Gardener's Monthly and Horticulturist, 27(318): 186 (June 1885)

In Roses there are seventeen different sorts of scent. “Sweet Briar scent, as in the garden variety; Moss Rose scent, as in Common Moss and family; Austrian Briar scent, as in Copper Austrian and family; Musk Rose scent, as in Narcissus, old Musk and family; Myrrh scent, as in Ayrshire splendens; China Rose scent, an astringent refreshing scent, as in old Monthly China and many others; Damask perpetual scent, as in Rose du Roi, &c.; Scotch Rose scent, as in the early double Scotch; Violet scent, as in White Banksia; Old Cabbage scent, as in the well-known double Provence; Otto perpetual scent, as in Charles Lefebvre, Madame Knorr, &c.; true perpetual scent, as in Chabrilland, Pierre Notting, &c.; Old Tea scent. as in the old yellow Tea or Magnolia Rose, and others almost unpleasantly strong for some tastes; Sweet Tea scent, as in Goubalt, Maréchal Niel, &c.; Hybrid Tea scent, as in La France; Nectarine, or fruit scent, as in Socrates, Jaune Desprez, Aline Sisley, &c.; and the Verdier scent, represented more or less by all the Victor Verdier hybrids, such as Eugenie Verdier, Castellane, Countess of Oxford, Marie Finger, &c.

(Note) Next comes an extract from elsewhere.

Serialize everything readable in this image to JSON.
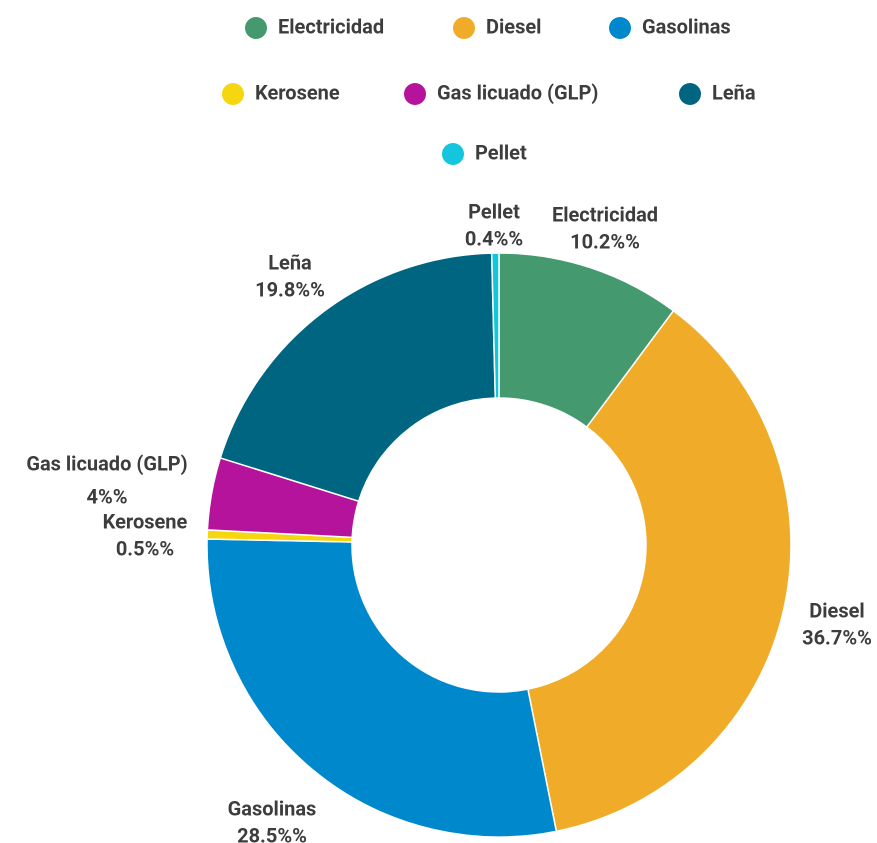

The petals of the highly-scented varieties have on their inner surface minute perfume glands or vesicles, containing the highly volatile essence, under the microscope distinctly visible. Those on the petals of Sweet Briar and Moss are almost visible to the naked eye. Mr. Curtis concludes that the following are the most deliciously and powerfully-scented varieties: La France, Goubault, Devoniensis, Maréchal Niel, Bessie Johnson, Madame Knorr, Pierre Notting, and Charles Lefebvre."